Steven Baker, vice president of product management at Warner Bros., remembers where he was two weeks ago when he heard that R.E.M.’s latest album, Out of Time, had reached the top of the pop albums chart. ”I was standing in the hallway near my office, and the head of promotion came up to me and said, ‘Congratulations, buddy — No. 1 album!’ And I said, ‘What album?”’
A week later, R.E.M. was bumped from No. 1 by Michael Bolton’s Time, Love & Tenderness. But Baker should still be surprised. Five years ago, alternative-music fans would have traded in their black clothes for a world in which R.E.M. ruled the charts. Now Out of Time — the Athens, Ga., band’s eighth and most experimental release — is approaching sales of 2 million, and its luminous single, ”Losing My Religion,” has cracked the top 10 as well.
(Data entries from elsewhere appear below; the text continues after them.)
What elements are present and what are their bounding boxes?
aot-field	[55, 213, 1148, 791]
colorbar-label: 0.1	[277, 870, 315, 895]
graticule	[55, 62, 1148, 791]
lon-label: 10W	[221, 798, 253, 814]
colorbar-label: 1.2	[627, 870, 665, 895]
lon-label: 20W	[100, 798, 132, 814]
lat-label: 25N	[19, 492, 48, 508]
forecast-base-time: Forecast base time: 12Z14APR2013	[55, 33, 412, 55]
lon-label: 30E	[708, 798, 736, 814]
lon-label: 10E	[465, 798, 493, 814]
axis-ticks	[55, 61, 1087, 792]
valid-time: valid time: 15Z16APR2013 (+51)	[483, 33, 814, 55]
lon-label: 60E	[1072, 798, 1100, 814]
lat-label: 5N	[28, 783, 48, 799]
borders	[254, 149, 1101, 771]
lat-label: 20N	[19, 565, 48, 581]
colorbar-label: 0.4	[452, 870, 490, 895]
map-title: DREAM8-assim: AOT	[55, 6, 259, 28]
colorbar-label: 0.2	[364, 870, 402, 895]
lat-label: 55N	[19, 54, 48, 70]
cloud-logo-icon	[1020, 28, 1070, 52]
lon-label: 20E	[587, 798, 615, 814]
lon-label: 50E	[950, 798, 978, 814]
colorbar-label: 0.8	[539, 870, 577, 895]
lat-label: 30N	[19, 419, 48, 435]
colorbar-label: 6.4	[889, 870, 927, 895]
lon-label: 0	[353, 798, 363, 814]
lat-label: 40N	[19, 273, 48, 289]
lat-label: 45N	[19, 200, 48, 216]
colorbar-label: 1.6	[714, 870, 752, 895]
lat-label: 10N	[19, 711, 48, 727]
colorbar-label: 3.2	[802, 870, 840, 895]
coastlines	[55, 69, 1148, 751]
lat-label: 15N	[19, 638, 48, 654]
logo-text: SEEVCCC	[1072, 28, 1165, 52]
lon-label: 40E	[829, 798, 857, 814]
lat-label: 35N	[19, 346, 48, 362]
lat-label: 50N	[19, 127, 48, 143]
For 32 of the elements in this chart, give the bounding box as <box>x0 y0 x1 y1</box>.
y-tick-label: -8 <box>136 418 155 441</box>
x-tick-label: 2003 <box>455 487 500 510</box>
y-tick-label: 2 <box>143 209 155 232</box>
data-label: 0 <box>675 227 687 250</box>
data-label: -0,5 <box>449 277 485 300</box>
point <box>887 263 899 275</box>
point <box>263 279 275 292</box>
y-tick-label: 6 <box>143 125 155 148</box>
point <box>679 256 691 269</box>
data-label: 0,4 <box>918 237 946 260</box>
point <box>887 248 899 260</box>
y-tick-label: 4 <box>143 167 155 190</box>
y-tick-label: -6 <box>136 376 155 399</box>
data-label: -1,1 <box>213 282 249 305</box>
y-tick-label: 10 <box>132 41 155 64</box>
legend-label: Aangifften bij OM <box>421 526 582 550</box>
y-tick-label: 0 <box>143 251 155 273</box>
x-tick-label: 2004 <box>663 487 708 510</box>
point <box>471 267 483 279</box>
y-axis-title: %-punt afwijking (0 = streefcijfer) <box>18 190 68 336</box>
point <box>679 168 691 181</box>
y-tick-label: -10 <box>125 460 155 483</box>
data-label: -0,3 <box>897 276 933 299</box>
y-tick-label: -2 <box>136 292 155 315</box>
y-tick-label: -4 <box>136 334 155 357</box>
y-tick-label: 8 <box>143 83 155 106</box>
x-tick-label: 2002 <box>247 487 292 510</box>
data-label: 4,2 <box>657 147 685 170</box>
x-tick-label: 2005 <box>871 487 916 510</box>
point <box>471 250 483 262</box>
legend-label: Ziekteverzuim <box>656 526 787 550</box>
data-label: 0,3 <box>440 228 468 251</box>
Baker says such figures are ”a testament to the good taste of the American public.” But the album’s good fortune is also due to the band’s growing following and to astute marketing. Although R.E.M. will not tour this year, they did visit radio stations, make themselves available for extensive press interviews, and appear on Saturday Night Live and MTV’s Unplugged.
Still, the main key to the album’s success is ”Losing My Religion,” which was chosen only after ”long, drawn-out discussions” about releasing what Baker calls such an ”unconventional track” as the album’s first single. The gamble paid off, though. Warner Bros. first established the song at alternative, college, and album-rock radio stations and on MTV before sending it to Top 40 stations — which, smelling success, were by then more willing to play a brooding single that features a mandolin, an instrument that hasn’t been anywhere near the pop charts since Rod Stewart’s ”Maggie May” in 1971.
”The record crosses the boundaries of being just an alternative record,” says Jay Taylor, program director of Tampa’s Q105, which plays ”Losing My Religion” alongside more standard Top 40 fare by Color Me Badd, Guy, and Amy Grant. Taylor admits that ”Losing My Religion” is ”a hard record to program; you can’t play L.L. Cool J behind it. But it’s a real pop record — you can dance to it.” Still, the song’s acceptance might reflect a much-discussed backlash against synthesizer-based, Top 40 dance music. Ratings at many Top 40 stations are down, and fatigued listeners seem to be more receptive to less conventional hits like ”Losing My Religion” and Queensrÿche’s ”Silent Lucidity.” ”Music runs in cycles,” says Taylor. ”The audience is ready to move into the next phase of music, bands like the Cure, the Divinyls, and R.E.M.”
Jefferson Holt, R.E.M.’s manager, thought something was up when a friend heard ”Losing My Religion” in a gym in Athens. Says Holt dryly, ”It was a hit with the aerobics class.” He says the unexpected success of the record ”isn’t going to change anything”; R.E.M. still plans to take time off this summer before they start their next album. As for the band’s reaction to hitting the top of the pop charts, Holt recalls, ”We all laughed and hugged each other.” They didn’t find it silly or unhip? ”We’re not that jaded,” he says with a laugh.